Epidemiology, pathophysiology, and in-hospital management of pulmonary edema: data from the Romanian Acute Heart Failure Syndromes registry.

J Cardiovasc Med (Hagerstown)

aInstitute of Emergency for Cardiovascular Diseases 'Prof. C.C. Iliescu', University of Medicine and Pharmacy Carol Davila, Bucuresti, Romania bDivision of Cardiology, Duke University Medical Center, Durham NC, USA cUniversity Emergency Hospital, University of Medicine and Pharmacy Carol Davila, Bucuresti dEmergency Hospital 'Sf. Spiridon', University of Medicine and Pharmacy Gr.T.Popa, Iasi eASCAR Timisoara, University of Medicine and Pharmacy, Victor Babes Romania fCenter for Cardiovascular Innovation, Northwestern University Feinberg School of Medicine, Chicago, Illinois gDepartment of Emergency Medicine Vanderbilt University - Nashville, Tennessee, USA.

Published: February 2016

Aim: The objective of this study was to evaluate the clinical presentation, inpatient management, and in-hospital outcome of patients hospitalized for acute heart failure syndromes (AHFS) and classified as pulmonary edema (PE).

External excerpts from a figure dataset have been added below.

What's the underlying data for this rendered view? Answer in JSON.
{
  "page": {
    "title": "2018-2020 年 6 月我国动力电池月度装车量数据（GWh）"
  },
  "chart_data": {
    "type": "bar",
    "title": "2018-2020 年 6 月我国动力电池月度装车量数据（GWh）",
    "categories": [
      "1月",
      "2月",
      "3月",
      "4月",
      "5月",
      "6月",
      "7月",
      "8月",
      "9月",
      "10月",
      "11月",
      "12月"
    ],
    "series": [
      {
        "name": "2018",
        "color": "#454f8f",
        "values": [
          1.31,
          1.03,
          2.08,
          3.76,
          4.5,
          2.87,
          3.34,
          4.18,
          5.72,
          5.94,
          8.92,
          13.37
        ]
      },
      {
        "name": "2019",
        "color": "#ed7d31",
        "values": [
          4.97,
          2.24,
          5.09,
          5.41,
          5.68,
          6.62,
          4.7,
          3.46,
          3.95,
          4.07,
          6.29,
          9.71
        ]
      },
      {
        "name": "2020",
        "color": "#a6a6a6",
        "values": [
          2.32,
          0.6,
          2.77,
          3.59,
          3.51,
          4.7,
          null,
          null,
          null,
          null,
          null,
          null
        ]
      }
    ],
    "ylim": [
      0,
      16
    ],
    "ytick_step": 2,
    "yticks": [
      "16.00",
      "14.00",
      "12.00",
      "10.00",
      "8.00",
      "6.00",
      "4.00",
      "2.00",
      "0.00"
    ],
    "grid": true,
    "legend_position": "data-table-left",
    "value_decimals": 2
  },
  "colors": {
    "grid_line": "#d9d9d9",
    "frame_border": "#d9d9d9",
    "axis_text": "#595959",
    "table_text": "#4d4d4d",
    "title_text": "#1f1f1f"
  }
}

Methods: The Romanian Acute Heart Failure Syndromes (RO-AHFS) study was a prospective, national, multicenter registry of all consecutive patients admitted with AHFS over a 12-month period. Patients were classified at initial presentation by clinician-investigators into the following clinical profiles: acute decompensated HF, cardiogenic shock, PE, right HF, or hypertensive HF.

Results: RO-AHFS enrolled 3224 patients and 28.7% (n = 924) were classified as PE. PE patients were more likely to present with pulmonary congestion, tachypnea, tachycardia, and elevated systolic blood pressure and less likely to have peripheral congestion and body weight increases. Mechanical ventilation was required in 8.8% of PE patients. PE patients received higher doses (i.e. 101.4 ± 27.1 mg) of IV furosemide for a shorter duration (i.e. 69.3 ± 22.3 hours). Vasodilators were given to 73.6% of PE patients. In-hospital all-cause mortality (ACM) in PE patients was 7.4%, and 57% of deaths occurred on day one. Increasing age, concurrent acute coronary syndromes, life-threatening ventricular arrhythmias, elevated BUN, left bundle branch block, inotrope therapy, and requirement for invasive mechanical ventilation were independent risk factors for ACM.

Conclusions: In this national registry, the PE profile was found to be a high-acuity clinical presentation with distinctive treatment patterns and a poor short-term prognosis. Advances in the management of PE may necessitate both the development of novel targeted therapies as well as systems-based strategies to identify high-risk patients early in their course.